Jack is finally taking off wit his cochlear implants. He is starting to speak in complete sentences. He knows how to put his Neptunes (off the ear implants) on by himself. We recently went to the audiologist for a mapping and to try him with the Naida implant processor. The Naida is a behind the ear (BTE) unit.
We had some problems with the Naidas falling off quite frequently. I was able to find a set of super hero covers with a leash that will make us losing the processors less likely. I also went to Michael's and bought some clear plastic cord so I could make a loop to hold them on his ears. They have ear hooks but they don't hold well, especially for an active 4 year old.
Jack recently had a word recognition test in school. He was in the sound booth. The audiologist would say a word (with her mouth covered so he can't read her lips) and Jack would point to a picture of what she said. For instance, she would say train and he would point to the picture of a train. Jack scored 80% on the test which is pretty good considering he is profoundly deaf without the implants. There are some limitations to the test. He is four and he doesn't have the greatest attention span so he may get things wrong simply because the picture of another object interests him more. Also there is no background noise in a sound booth. He has a great deal of difficulty hearing in situations where there is a lot of background noise.
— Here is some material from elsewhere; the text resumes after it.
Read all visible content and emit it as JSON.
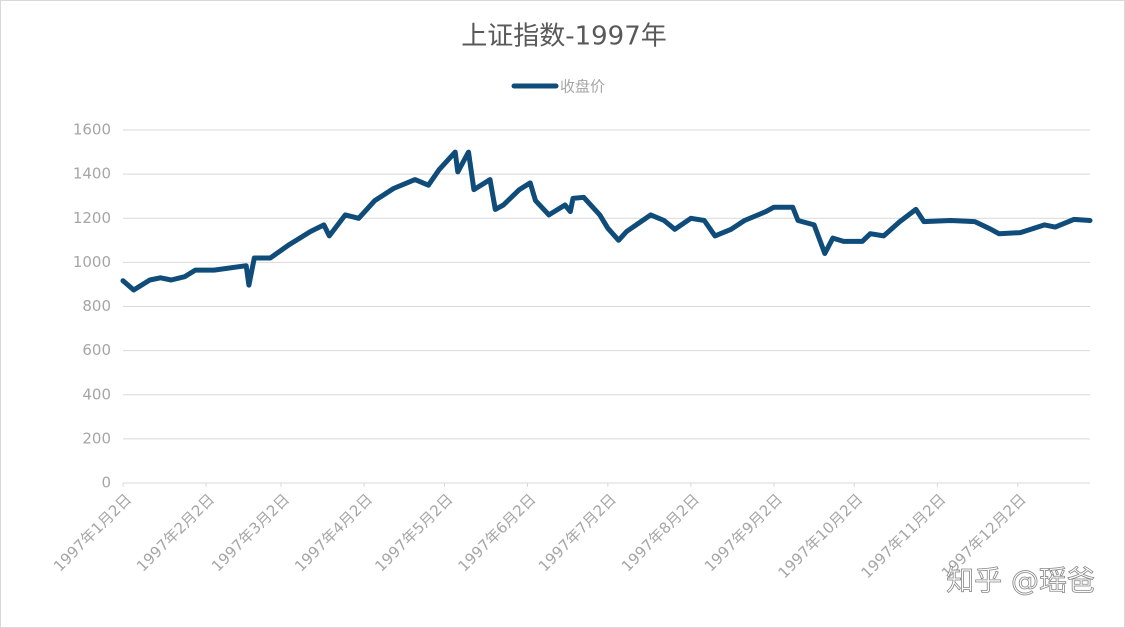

Jack is taking swimming lessons, ice skating lessons and will soon be starting T-ball. I sign him up for these things but I am always worried that he won't be able to do it because of his hearing. Swimming is pretty good because it is one on one. He can wear his water proof implants for swimming but he doesn't hear so great there because it echos in the pool area. He does seem to enjoy it and even if he can't hear her he can follow her visual directions. With ice skating there were only two kids in the group and he seemed to do ok. The teacher turned out to be Julianna's figure skating coach. She knows Jack very well and it worked out fine. We are going to sign up for the next session. T-ball will start in April. He loves to throw the ball and hit with the bat. I know he will enjoy it but I am worried that he won't be able to hear from the outfield or with people yelling from the sidelines.
Jack doesn't know that he is any different from anyone else. Obviously I would never tell him he has any limitations. The other kids in his school all have hearing loss and wear similar equipment. At some point he will realize that he is a little different. I am not sure how that will go. For now I am just trying to do everything with him and hope for the best. He really is doing great. They wanted me to put him in balance therapy due to his balance issues from his vestibular damage. It turned out that it was very expensive and not covered so I put him in ice skating instead. Why not learn balance from real life experiences? He is as good if not better than the other kids his age who are doing it. He is so determined. He can't always express himself with words but he does with his actions. If he wants to do something he does it. I hope that stays with him.